Organ Transplantation. In organ transplantation, high doses of prednisone (50-100 mg) are given at the time of transplant surgery, in conjunction with other immunosuppressive agents, and most patients are kept on a maintenance regimen that includes lower doses of glucocorticoids (Chapter 35). For some solid organ transplants (e.g., pancreas), protocols that either withdraw corticosteroids early after transplantation or that avoid them completely are becoming more common (Meier-Kriesche et al., 2006).
Spinal Cord Injury. A meta-analysis of several randomized, controlled trials (Bracken, 2002) demonstrated significant decreases in neurological defects in patients with acute spinal cord injury treated within 8 hours of injury with large doses of methylprednisolone sodium succinate (30 mg/kg initially followed by an infusion of 5.4 mg/kg per hour for 23 hours). One trial showed further improvement with an additional 24 hours of treatment. The ability of corticosteroids at these high doses to decrease neurological injury may reflect inhibition of free radical–mediated cellular injury, as occurs following ischemia and reperfusion. Potential side effects include increased susceptibility to infection and other wound complications.
Diagnostic Applications of Adrenocortical Steroids
In addition to its therapeutic uses, dexamethasone is used as a first-line agent to diagnose hypercortisolism and to differentiate among the different causes of Cushing's syndrome (Arnaldi et al., 2003).

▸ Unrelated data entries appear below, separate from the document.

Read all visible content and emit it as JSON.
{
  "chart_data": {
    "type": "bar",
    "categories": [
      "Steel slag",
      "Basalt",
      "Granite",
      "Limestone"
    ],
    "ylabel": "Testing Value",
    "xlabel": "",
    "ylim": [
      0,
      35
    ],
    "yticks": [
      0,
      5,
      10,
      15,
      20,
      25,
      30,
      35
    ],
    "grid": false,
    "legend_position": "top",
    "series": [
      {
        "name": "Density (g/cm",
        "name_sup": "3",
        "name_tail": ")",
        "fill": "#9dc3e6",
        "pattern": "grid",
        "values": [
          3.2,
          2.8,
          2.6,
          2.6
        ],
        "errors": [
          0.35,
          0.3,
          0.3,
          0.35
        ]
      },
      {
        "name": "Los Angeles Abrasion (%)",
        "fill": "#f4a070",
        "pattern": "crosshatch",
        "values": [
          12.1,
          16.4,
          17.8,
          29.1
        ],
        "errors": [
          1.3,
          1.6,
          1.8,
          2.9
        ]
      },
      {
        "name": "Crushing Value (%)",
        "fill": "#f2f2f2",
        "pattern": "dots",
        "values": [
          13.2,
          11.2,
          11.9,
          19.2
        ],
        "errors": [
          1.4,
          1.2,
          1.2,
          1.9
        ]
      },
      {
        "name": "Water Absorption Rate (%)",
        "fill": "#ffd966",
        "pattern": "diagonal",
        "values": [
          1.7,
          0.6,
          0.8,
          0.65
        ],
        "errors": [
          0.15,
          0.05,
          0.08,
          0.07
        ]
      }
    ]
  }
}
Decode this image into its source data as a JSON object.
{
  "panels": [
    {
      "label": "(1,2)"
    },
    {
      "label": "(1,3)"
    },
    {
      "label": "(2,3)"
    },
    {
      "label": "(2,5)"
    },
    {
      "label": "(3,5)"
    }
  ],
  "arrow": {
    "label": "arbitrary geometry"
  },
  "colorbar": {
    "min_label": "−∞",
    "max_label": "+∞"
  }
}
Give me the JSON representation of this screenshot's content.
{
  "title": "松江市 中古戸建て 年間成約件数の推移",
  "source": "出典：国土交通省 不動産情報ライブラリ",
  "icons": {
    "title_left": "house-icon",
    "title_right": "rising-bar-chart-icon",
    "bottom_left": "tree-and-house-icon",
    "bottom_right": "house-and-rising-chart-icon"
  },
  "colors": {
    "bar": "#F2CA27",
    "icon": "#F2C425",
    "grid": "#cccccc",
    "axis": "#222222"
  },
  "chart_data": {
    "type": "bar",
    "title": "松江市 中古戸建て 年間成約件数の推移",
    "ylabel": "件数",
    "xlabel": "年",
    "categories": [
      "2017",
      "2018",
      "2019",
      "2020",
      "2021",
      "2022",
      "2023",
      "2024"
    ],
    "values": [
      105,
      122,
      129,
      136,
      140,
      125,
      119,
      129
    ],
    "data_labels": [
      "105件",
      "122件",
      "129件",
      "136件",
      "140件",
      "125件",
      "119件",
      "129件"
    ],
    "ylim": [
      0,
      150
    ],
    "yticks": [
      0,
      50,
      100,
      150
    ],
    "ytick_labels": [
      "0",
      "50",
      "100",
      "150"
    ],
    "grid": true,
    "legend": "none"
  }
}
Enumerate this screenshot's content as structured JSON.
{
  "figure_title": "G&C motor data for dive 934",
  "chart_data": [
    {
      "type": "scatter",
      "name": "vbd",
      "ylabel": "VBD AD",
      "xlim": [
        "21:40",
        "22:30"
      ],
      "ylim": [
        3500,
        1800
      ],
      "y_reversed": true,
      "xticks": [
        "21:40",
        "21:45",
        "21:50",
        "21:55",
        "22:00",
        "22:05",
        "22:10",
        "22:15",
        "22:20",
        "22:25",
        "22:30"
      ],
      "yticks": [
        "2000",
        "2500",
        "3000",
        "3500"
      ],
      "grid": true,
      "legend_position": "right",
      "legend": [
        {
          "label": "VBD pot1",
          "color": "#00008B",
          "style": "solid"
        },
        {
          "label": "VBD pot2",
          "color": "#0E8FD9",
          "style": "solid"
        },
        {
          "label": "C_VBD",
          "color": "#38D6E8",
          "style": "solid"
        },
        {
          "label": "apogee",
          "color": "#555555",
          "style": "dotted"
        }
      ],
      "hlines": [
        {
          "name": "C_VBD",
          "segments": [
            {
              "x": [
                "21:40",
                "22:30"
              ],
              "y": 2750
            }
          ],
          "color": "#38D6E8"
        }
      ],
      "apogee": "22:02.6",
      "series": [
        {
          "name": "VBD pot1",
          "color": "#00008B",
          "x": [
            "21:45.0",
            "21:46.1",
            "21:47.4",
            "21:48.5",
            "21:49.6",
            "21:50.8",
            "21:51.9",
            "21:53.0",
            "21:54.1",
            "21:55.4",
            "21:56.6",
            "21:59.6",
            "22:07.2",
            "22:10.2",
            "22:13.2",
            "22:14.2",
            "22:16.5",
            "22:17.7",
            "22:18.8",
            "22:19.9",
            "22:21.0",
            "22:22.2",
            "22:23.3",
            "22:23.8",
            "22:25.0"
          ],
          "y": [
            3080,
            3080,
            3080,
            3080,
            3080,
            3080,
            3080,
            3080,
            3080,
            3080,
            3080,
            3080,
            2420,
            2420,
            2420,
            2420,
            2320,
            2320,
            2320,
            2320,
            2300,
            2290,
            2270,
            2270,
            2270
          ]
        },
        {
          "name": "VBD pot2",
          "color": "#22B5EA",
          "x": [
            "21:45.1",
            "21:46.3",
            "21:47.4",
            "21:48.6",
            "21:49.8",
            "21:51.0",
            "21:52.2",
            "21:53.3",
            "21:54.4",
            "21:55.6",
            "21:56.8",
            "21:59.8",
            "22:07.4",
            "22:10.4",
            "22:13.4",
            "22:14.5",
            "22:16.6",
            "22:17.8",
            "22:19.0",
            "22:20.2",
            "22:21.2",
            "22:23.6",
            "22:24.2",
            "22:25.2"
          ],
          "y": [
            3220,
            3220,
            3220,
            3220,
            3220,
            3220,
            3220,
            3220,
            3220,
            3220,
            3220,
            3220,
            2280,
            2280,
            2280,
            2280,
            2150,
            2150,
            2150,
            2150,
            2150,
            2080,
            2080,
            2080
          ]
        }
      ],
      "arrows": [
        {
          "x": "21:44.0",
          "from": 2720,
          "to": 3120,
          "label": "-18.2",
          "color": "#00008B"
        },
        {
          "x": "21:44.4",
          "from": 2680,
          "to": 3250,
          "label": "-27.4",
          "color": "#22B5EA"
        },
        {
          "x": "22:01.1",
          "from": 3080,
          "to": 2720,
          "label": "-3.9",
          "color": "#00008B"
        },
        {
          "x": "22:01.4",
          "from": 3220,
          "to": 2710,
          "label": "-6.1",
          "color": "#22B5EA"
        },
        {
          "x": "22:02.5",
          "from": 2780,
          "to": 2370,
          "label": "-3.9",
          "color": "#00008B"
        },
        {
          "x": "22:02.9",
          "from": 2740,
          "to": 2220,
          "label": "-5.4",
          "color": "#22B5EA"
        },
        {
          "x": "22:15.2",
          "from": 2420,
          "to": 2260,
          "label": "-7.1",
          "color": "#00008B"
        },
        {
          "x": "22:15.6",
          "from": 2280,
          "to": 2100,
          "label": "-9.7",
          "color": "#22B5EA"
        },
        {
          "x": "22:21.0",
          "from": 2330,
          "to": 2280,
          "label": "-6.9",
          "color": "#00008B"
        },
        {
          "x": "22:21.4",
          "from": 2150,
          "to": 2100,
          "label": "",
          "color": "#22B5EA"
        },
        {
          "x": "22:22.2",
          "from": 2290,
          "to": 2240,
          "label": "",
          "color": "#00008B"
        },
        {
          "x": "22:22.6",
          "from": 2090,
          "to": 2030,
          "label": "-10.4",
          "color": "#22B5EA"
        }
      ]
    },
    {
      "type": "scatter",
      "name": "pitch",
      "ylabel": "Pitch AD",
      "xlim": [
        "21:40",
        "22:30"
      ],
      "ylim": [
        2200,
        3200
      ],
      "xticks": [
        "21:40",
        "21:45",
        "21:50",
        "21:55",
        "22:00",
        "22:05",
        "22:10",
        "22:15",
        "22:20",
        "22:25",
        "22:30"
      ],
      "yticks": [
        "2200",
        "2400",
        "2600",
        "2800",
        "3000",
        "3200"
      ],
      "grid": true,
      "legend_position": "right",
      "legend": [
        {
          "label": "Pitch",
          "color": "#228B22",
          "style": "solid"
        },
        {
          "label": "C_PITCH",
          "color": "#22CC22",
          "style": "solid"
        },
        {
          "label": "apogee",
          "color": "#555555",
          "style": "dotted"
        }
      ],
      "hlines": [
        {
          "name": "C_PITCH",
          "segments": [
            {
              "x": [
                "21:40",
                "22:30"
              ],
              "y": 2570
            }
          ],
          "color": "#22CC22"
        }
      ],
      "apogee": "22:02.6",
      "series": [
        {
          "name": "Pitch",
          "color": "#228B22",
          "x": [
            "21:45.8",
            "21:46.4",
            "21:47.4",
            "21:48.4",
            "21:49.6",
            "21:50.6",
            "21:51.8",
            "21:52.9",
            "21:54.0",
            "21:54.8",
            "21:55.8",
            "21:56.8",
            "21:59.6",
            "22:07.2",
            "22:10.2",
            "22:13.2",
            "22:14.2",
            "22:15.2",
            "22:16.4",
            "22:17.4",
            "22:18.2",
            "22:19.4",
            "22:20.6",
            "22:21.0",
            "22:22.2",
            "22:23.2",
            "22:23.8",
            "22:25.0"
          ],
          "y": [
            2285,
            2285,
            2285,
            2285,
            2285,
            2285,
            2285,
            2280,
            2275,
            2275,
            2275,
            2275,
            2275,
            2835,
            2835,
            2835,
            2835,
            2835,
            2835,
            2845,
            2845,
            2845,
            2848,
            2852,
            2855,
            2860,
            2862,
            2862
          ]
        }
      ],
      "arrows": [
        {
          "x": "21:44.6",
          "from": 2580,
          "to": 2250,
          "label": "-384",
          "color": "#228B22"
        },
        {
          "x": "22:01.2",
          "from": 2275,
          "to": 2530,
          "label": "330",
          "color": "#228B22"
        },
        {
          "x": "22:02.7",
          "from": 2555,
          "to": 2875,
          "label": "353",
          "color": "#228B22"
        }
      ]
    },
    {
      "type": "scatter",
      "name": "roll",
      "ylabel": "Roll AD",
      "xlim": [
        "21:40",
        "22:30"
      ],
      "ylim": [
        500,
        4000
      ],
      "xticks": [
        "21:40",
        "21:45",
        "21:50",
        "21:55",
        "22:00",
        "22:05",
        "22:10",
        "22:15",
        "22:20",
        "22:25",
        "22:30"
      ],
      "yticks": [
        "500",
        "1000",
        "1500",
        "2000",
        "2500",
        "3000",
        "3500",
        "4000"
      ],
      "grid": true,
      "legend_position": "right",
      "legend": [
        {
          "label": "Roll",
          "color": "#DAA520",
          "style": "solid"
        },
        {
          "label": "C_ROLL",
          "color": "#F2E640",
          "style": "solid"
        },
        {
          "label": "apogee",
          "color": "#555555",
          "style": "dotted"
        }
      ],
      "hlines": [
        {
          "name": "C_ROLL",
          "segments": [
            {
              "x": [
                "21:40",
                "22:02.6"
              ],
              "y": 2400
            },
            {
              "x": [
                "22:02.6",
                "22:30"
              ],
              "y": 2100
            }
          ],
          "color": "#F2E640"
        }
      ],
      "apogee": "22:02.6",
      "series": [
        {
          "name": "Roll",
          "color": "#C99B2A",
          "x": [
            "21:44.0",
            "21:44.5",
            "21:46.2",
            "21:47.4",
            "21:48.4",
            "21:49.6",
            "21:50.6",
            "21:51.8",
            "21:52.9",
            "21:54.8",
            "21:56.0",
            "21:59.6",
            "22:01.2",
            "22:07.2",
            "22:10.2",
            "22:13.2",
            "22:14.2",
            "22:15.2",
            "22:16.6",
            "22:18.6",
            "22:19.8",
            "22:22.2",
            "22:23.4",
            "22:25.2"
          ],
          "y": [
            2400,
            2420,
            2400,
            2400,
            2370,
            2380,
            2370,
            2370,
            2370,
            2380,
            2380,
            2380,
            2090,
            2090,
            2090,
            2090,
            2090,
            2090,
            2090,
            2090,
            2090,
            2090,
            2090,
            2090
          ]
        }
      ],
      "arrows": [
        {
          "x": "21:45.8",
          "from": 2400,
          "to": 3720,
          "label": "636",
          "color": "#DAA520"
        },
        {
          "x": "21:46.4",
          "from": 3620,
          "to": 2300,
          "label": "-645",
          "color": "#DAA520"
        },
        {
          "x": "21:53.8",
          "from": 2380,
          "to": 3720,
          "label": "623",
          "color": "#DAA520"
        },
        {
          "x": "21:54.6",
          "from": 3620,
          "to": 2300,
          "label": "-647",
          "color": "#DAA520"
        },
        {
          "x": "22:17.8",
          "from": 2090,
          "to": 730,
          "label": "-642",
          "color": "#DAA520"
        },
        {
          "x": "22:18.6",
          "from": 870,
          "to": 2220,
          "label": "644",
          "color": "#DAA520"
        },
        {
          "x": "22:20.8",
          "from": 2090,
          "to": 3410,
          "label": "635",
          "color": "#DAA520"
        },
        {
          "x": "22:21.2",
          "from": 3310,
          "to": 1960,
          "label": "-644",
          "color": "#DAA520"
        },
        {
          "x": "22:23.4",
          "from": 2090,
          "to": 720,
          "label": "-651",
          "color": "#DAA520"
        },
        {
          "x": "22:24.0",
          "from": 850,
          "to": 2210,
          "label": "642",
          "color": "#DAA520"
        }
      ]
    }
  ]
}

To determine if patients with clinical manifestations suggestive of hypercortisolism have biochemical evidence of increased cortisol biosynthesis, an overnight dexamethasone suppression test has been devised. Patients are given 1 mg of dexamethasone orally at 11 p.m., and cortisol is measured at 8 a.m. the following morning. Suppression of plasma cortisol to <1.8 μg/dL suggests strongly that the patient does not have Cushing's syndrome. Drugs such as barbiturates that enhance dexamethasone metabolism or drugs (estrogens) or conditions (pregnancy) that increase the concentrations of corticosteroid binding globulin can interfere with suppression and compromise the test. The formal dexamethasone suppression test is used in the differential diagnosis of biochemically documented Cushing's syndrome. Following determination of baseline cortisol levels for 48 hours, dexamethasone (0.5 mg every 6 hours) is administered orally for 48 hours. This dose markedly suppresses cortisol levels in normal subjects, including those who have nonspecific elevations of cortisol due to obesity or stress, but it does not suppress levels in patients with Cushing's syndrome. In the high-dose phase of the test, dexamethasone is administered orally at 2 mg every 6 hours for 48 hours. Patients with pituitary-dependent Cushing's syndrome (i.e., Cushing's disease) generally respond with decreased cortisol levels. In contrast, patients with ectopic production of ACTH or with adrenocortical tumors generally do not exhibit decreased cortisol levels. Despite these generalities, dexamethasone may suppress cortisol levels in some patients with ectopic ACTH production, particularly with tumors such as bronchial carcinoids, and many experts prefer to use inferior petrosal sinus sampling after CRH administration to make this distinction.